Sundance 2020: The Glorias, by David Bax
Right from the opening sequence, in which Gloria Steinem (Julianne Moore) rides a bus in black and white as the world outside becomes colorized bit by bit, Pleasantville-style, it’s apparent that Julie Taymor’s The Glorias is going to be very much a Julie Taymor movie. Later, Taymor’s camera swirls around young Gloria Steinem (Lulu Wilson) and a friend (Olivia Jordan) as they tap-dance their way through a barber shop with mirrored walls (proving that Taymor is as much a Robert Zemeckis-style technological show-off as she is a fantasist). As The Glorias goes on, though, these outbursts, from animated sections to flights of wish-fulfillment fancy, lose their power to delight or to distract from the lazy mess that is the rest of the movie.

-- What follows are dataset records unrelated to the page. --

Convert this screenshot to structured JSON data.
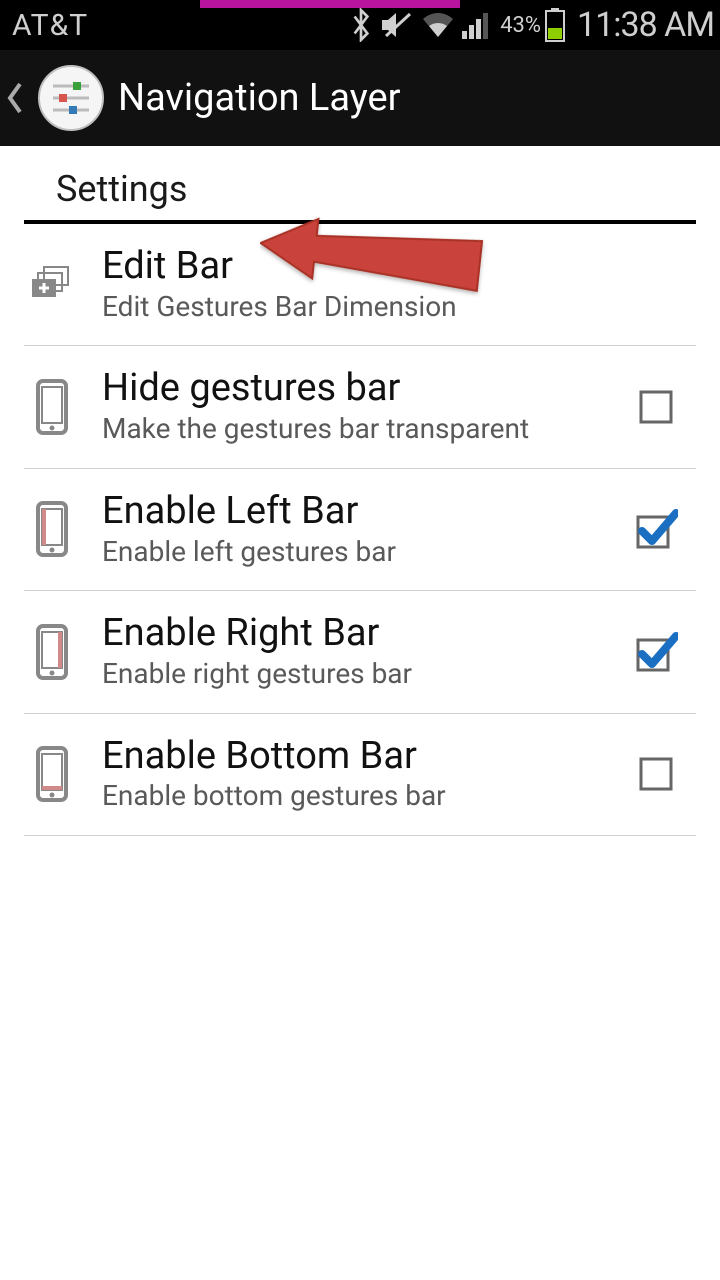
{
  "status": {
    "carrier": "AT&T",
    "battery_percent": "43%",
    "time": "11:38 AM"
  },
  "header": {
    "title": "Navigation Layer"
  },
  "section_header": "Settings",
  "rows": [
    {
      "title": "Edit Bar",
      "sub": "Edit Gestures Bar Dimension"
    },
    {
      "title": "Hide gestures bar",
      "sub": "Make the gestures bar transparent",
      "checked": false
    },
    {
      "title": "Enable Left Bar",
      "sub": "Enable left gestures bar",
      "checked": true
    },
    {
      "title": "Enable Right Bar",
      "sub": "Enable right gestures bar",
      "checked": true
    },
    {
      "title": "Enable Bottom Bar",
      "sub": "Enable bottom gestures bar",
      "checked": false
    }
  ]
}
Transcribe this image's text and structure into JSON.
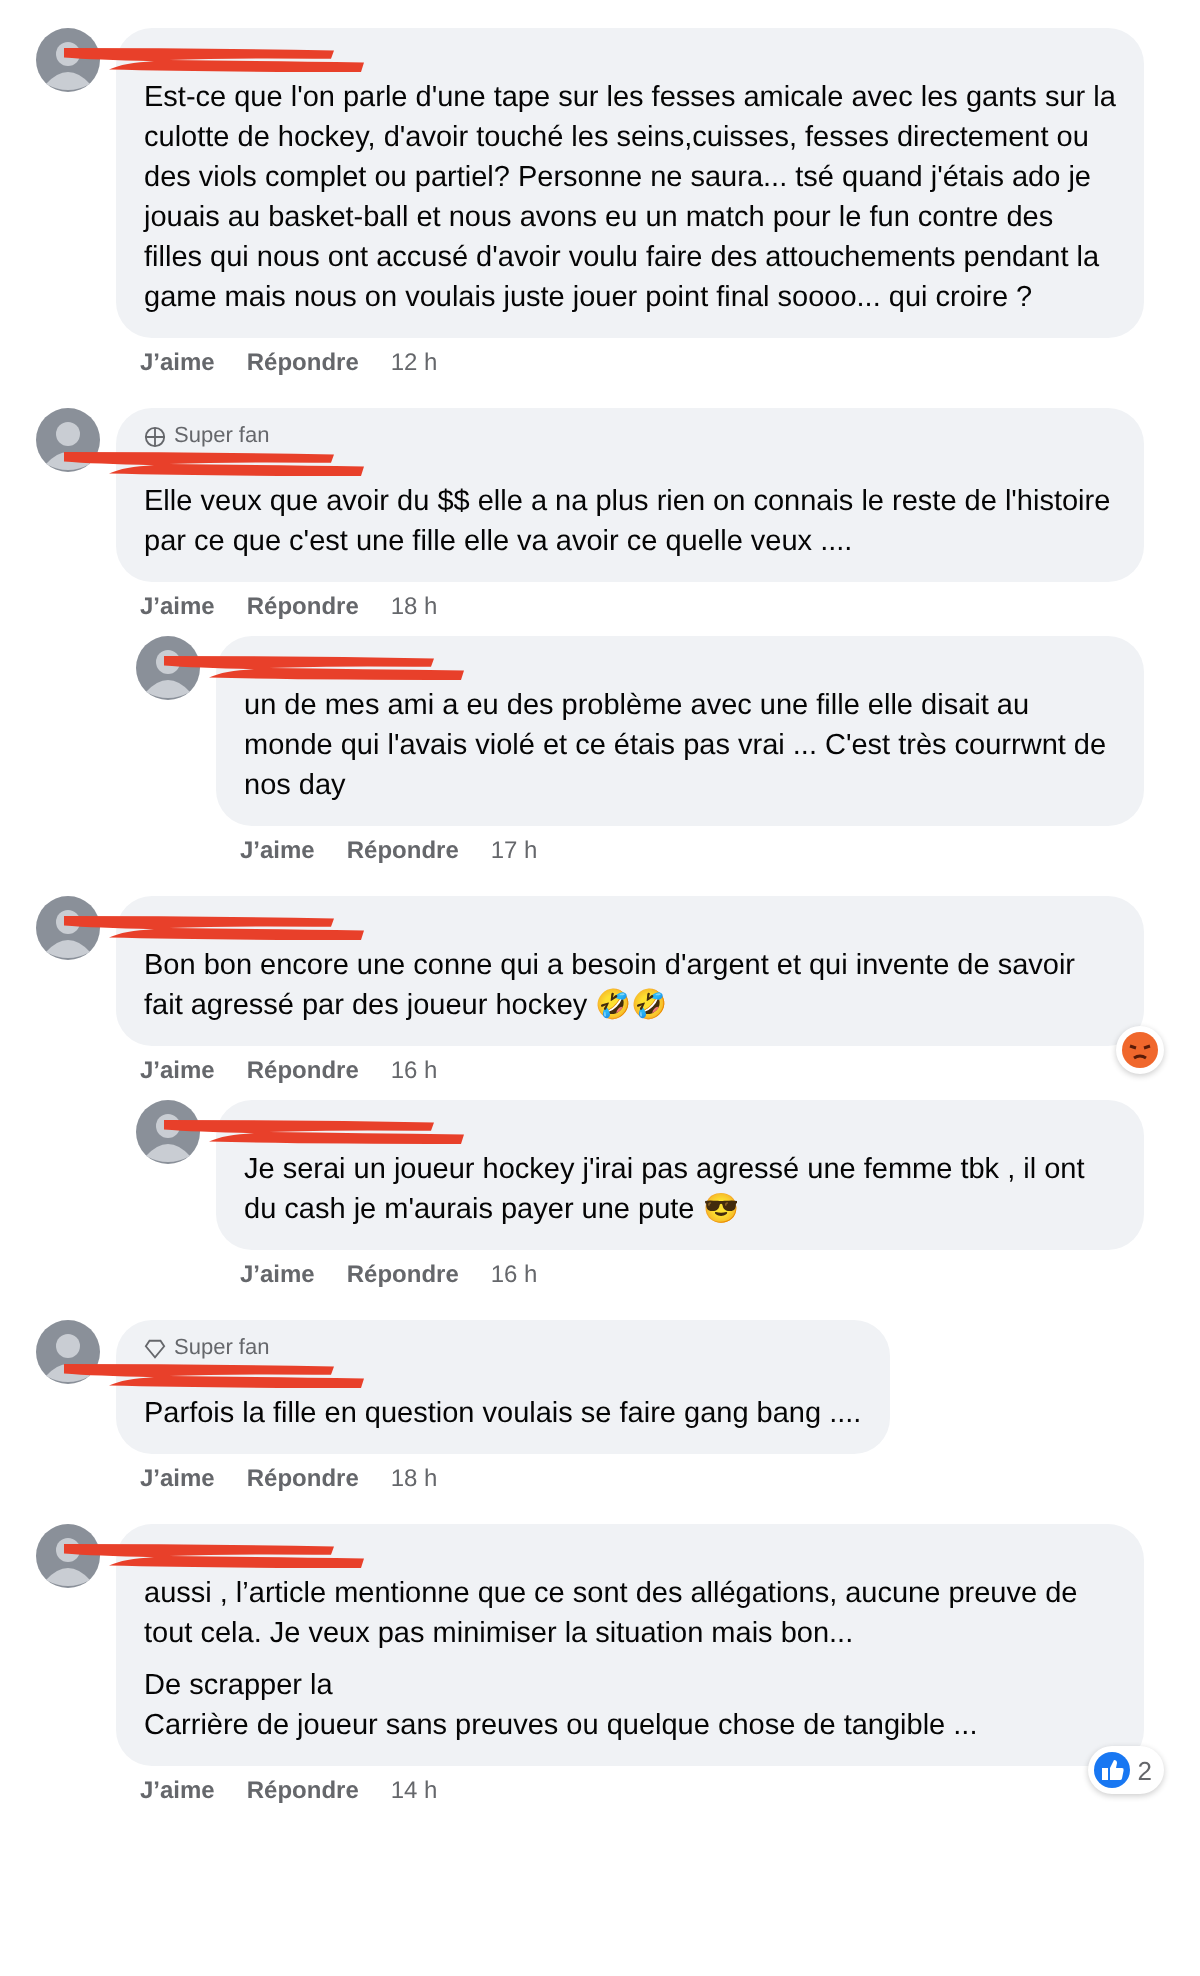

Taymor and Sarah Ruhl adapted the screenplay from Steinem’s autobiography. Four actors (in addition to Moore and Wilson, there’s also Alicia Vikander and young Ryan Kiera Armstrong) play Steinem at different ages in scenes told roughly chronologically. Taymor and Ruhl’s conceit is to bookmark each chapter with scenes of the four of them riding a bus together, often in conversation. These scenes work–illustrating how a person’s priorities and desires can be changed by life experience–as often as they don’t–groaning metaphors about where the bus is headed and how long it will take them to get there.
Before we jump into the story proper, though, we get a scene of roughly modern-day Steinem (Moore) being approached by a female biker. Just when you think things are going to get confrontational, though, it turns out the woman just wants to thank Steinem for giving her the confidence to buy her own motorcycle instead of riding behind her husband. This kind of bullshit, faux-empowerment mythmaking persists throughout The Glorias. Otherwise, the film consists largely of either lame biopic tendencies like an A-to-B connection from her parents to her personal beliefs later in life or of a parade of the women’s rights all-stars with whom Steinem has worked, from Dorothy Pitman Hughes (Janelle Monáe) to Dolores Huerta (Monica Sanchez) to Flo Kennedy (Lorraine Toussaint) to Bella Abzug (Bette Midler) to Wilma Mankiller (Kimberly Guerrero), which would be welcome if the screenplay showed them doing more than spouting catchphrases like walking Twitter accounts.
The Glorias‘ best moments come in the period in which Vikander plays Steinem because these are the years she spent writing for newspapers and magazines, not only making her name but also enduring firsthand the experience and sharp frustrations of a woman in a “man’s world.” Here we actually see Steinem growing as a character based on what’s happening to and around her instead of becoming who she is because of armchair psychology. Unfortunately, the Vikander section also includes Steinem’s years traveling through India. Thankfully, The Glorias avoids white savior tropes but can’t manage to sidestep a case of patronizing class tourism.
Maybe even more insulting, though, is a scene in which Steinem (Moore now) easily convinces the devoutly Catholic, anti-abortion Huerta of the rightness of the pro-choice cause in just a few sentences. If things were that simple, we wouldn’t still be fighting for women’s reproductive rights today. If things were that simple, we wouldn’t even need Gloria Steinem.